Dan May, let’s work together. Let’s not try to use fear and outdated stereotypes.
Best regards,
KC
That’s quite a comment! Thanks for your input.
Annie,
Thank you for bringing this issue to light. The Montana legislature and its citizens are currently struggling over our “medical marijuana” law. I put that it quotes because the truth is, that while the good hearted voters of Montana voted in this law so that people who were severely suffering would have some pain relief, we had no idea that we were really voting to legalize marijuana without any real regulation. We did not have any idea that bus tours would go through our towns with pro-marijuana legalization Doctors handing out “green cards” to anyone with $50.00.
Chief Kirkland is absolutely right. If you put residences full of drugs and money all around your neighborhoods with a sign in the window that states exactly that, then only an abosolute idiot could not see that there is going to be crime.

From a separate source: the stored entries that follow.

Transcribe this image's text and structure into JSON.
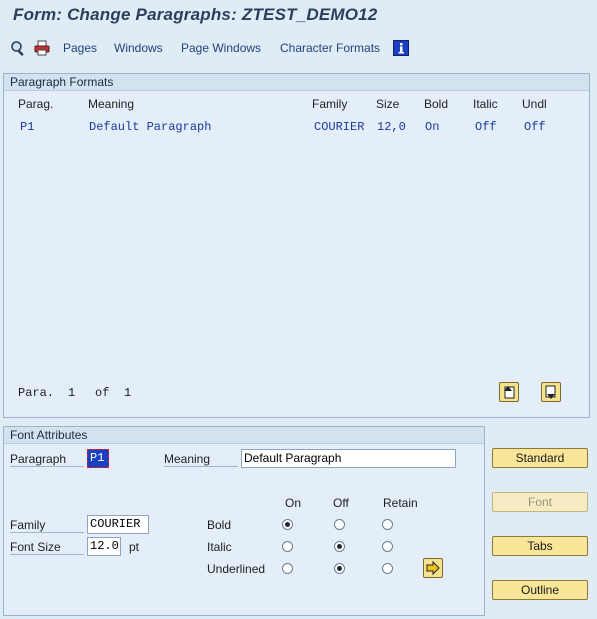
{
  "window": {
    "title": "Form: Change Paragraphs: ZTEST_DEMO12"
  },
  "toolbar": {
    "icons": [
      "display-object-icon",
      "print-icon"
    ],
    "links": [
      "Pages",
      "Windows",
      "Page Windows",
      "Character Formats"
    ],
    "info_icon": "info-icon"
  },
  "paragraph_formats": {
    "title": "Paragraph Formats",
    "columns": [
      "Parag.",
      "Meaning",
      "Family",
      "Size",
      "Bold",
      "Italic",
      "Undl"
    ],
    "rows": [
      {
        "parag": "P1",
        "meaning": "Default Paragraph",
        "family": "COURIER",
        "size": "12,0",
        "bold": "On",
        "italic": "Off",
        "undl": "Off"
      }
    ],
    "pager": {
      "label": "Para.",
      "current": "1",
      "of": "of",
      "total": "1"
    }
  },
  "font_attributes": {
    "title": "Font Attributes",
    "paragraph_label": "Paragraph",
    "paragraph_value": "P1",
    "meaning_label": "Meaning",
    "meaning_value": "Default Paragraph",
    "columns": [
      "On",
      "Off",
      "Retain"
    ],
    "family_label": "Family",
    "family_value": "COURIER",
    "font_size_label": "Font Size",
    "font_size_value": "12.0",
    "font_size_unit": "pt",
    "attributes": [
      {
        "label": "Bold",
        "selected": "On"
      },
      {
        "label": "Italic",
        "selected": "Off"
      },
      {
        "label": "Underlined",
        "selected": "Off"
      }
    ]
  },
  "side_buttons": {
    "standard": "Standard",
    "font": "Font",
    "tabs": "Tabs",
    "outline": "Outline"
  }
}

We currently have facilities with high security, and we have facilities with small children and no security whatsoever. This is an antiregulation crime against our citizens. To tell people they can be “caregivers” (our states current b.s. term for drug dealers) for just a $25.00 license fee is baiting poor people and drug users to become drug dealers.
In Montana it is illegal to bait an animal, but not a struggling family with small children.

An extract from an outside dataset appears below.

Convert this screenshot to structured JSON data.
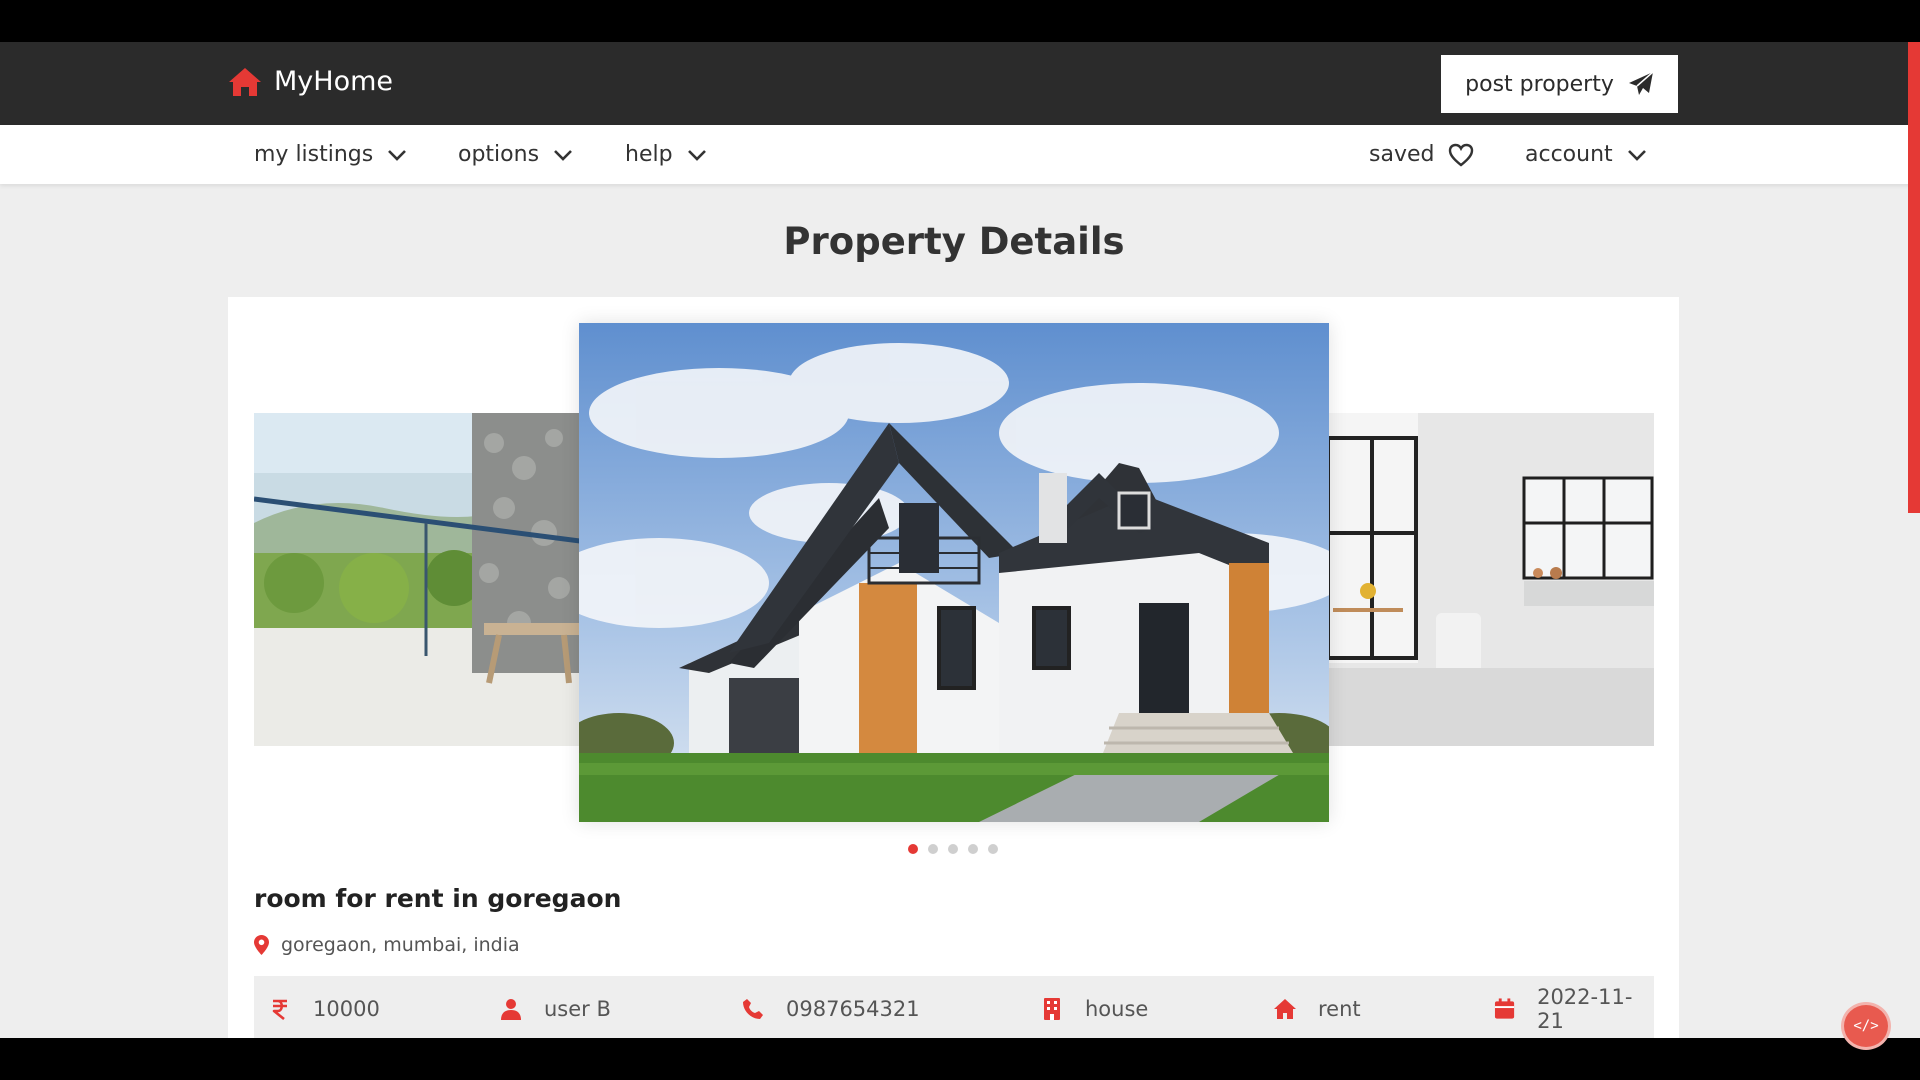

We currently have legislation being considered that will either regulate it much more closely, or repeal it all together. One of these is likely to pass, but not necessarily be signed by our Governor.
I personally believe it should be legalized, closely regulated, heavily taxed, and distibuted just like alcohol. This is the only way I can see to “win” the war on marijuana for both sides. Marijuana users do not have to be criminals, and criminals will move on to things they really should be arrested for.
I know it is not that uncomplicated but I challenge anyone to come up with a better solution to a problem that is not going to go away and we have already proved cannot be won by making it criminal.
Sincerely,
JW
I own a private security company that provides our services to MMC’s as they are now being called here in Colorado and I can tell you this. The reason an MMC is targeted is because Marijuana is profitable for drug dealers, if it wasn’t they would be going through the expense that they are to ship it across our borders from Mexico. What complicates this is that most security companies and consultants won’t touch the medical marijuana industry, causing people to be at greater risk. What further complicates the risk is that most in law enforcement look down on MMCs so when a crime does happen an MMC is less likely or less willing to report the crime. Our society has as a whole needs to change their views and the way MMJ is treated in order for the MMCs out there to be able to operate in safer and more profitable conditions. MMC owners also need to pick up the ball and research basic security measures and principles related to pharmacies and retail establishments to ensure that they are protecting their clients and their product.